Japanese office equipment and digital camera maker Ricoh said yesterday it plans to cut 10,000 jobs worldwide over three years to turn around sagging business operations.
Ricoh was hit hard by the 2008 to 2009 global financial crisis and the strong yen and has struggled to recover in the face of stiff competition.
The cuts from a global workforce of over 100,000, Ricoh’s first major wave of job losses, will be made both at home and abroad by March 2014.
Ricoh employs 40,000 people in Japan and 68,900 overseas.
Company president Shiro Kondo said no area of the company would be exempt from streamlining.
“For example, you might have 10 people working together to develop software that two people could develop. You need to question whether having more people is really speeding things up,” Kondo told a news conference, Dow Jones Newswires reported.
He declined to disclose the details of the job cuts, such as which countries and business segments would be affected.
However, the company said it would shift 15,000 workers to areas with more growth potential, such as information technology services for corporate clients.
The firm also plans to revamp or withdraw from operations where it is making losses.
Ricoh said its market was still growing in emerging nations, but added that “purchases of printing devices and paper-printing volume are expected to decline in developed countries.”
It attributed the rise of a “paperless trend” to the emergence of smartphones and tablet computers.

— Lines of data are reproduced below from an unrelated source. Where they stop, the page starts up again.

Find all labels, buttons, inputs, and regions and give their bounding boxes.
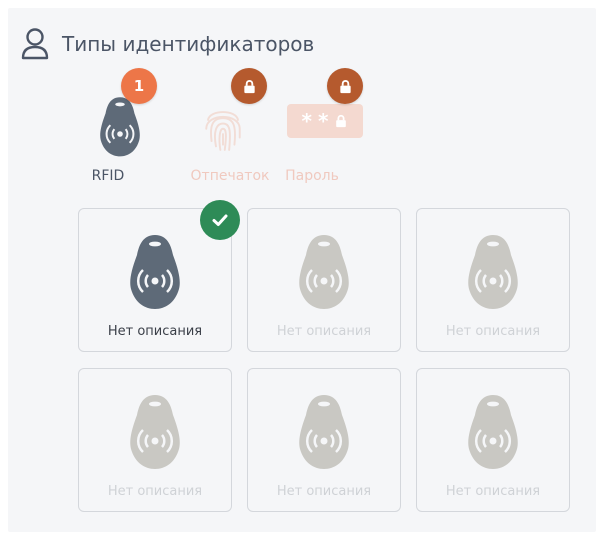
- key-card[interactable]: Нет описания: [78, 368, 232, 512]
- lock-badge: [327, 68, 363, 104]
- rfid-tag-icon: [299, 235, 349, 309]
- password-icon: * *: [287, 104, 363, 138]
- count-badge-label: 1: [133, 77, 145, 95]
- fingerprint-icon: [205, 111, 241, 151]
- key-card[interactable]: Нет описания: [247, 368, 401, 512]
- type-label-password: Пароль: [285, 168, 339, 184]
- rfid-tag-icon: [130, 395, 180, 469]
- identifier-panel: Типы идентификаторов 1 RFID Отпечаток * …: [8, 8, 596, 532]
- lock-badge: [231, 68, 267, 104]
- key-card-label: Нет описания: [445, 324, 541, 339]
- lock-icon: [243, 79, 255, 93]
- type-fingerprint[interactable]: Отпечаток: [181, 8, 281, 184]
- small-lock-icon: [336, 114, 347, 128]
- type-password[interactable]: * * Пароль: [281, 8, 381, 184]
- lock-icon: [339, 79, 351, 93]
- key-card[interactable]: Нет описания: [416, 368, 570, 512]
- key-card-label: Нет описания: [445, 484, 541, 499]
- password-asterisk-icon: *: [318, 109, 329, 133]
- key-card-label: Нет описания: [107, 484, 203, 499]
- check-icon: [212, 214, 228, 226]
- selected-check-badge: [200, 200, 240, 240]
- rfid-tag-icon: [468, 395, 518, 469]
- type-label-rfid: RFID: [91, 168, 125, 184]
- key-card[interactable]: Нет описания: [247, 208, 401, 352]
- type-rfid[interactable]: 1 RFID: [81, 8, 181, 184]
- rfid-tag-icon: [299, 395, 349, 469]
- user-icon: [21, 28, 49, 60]
- key-card[interactable]: Нет описания: [416, 208, 570, 352]
- key-card-label: Нет описания: [276, 324, 372, 339]
- key-card-label: Нет описания: [107, 324, 203, 339]
- rfid-tag-icon: [130, 235, 180, 309]
- rfid-tag-icon: [468, 235, 518, 309]
- count-badge: 1: [121, 68, 157, 104]
- password-asterisk-icon: *: [301, 109, 312, 133]
- key-card-label: Нет описания: [276, 484, 372, 499]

Ricoh has seen its group net profit drop sharply in recent years — from more than ¥100 billion (US$1.2 billion) in the year to March 2008 to ¥6.5 billion a year later.
Net profit for the last business year stood at ¥19.6 billion, down 29.5 percent from the previous year.
Sales came to ¥1.94 trillion, missing a target of ¥2.3 trillion.
Like many Japanese manufacturers, Ricoh continues to face challenges associated with the March 11 earthquake that struck northeastern Japan.
Ricoh estimated quake-related damage to earnings for the just-ended fiscal year at about ¥9.4 billion.
Ricoh said in its mid-term business plan announced yesterday that it aims to achieve group sales of ¥2.4 trillion in fiscal 2013, which ends in March 2014, by expanding market share in emerging countries.
It also aims at an operating profit of ¥210 billion, more than three times higher than ¥60.1 billion in the last year.
The company plans to maintain capital spending at the current level, which would be ¥200 billion yen over the three years.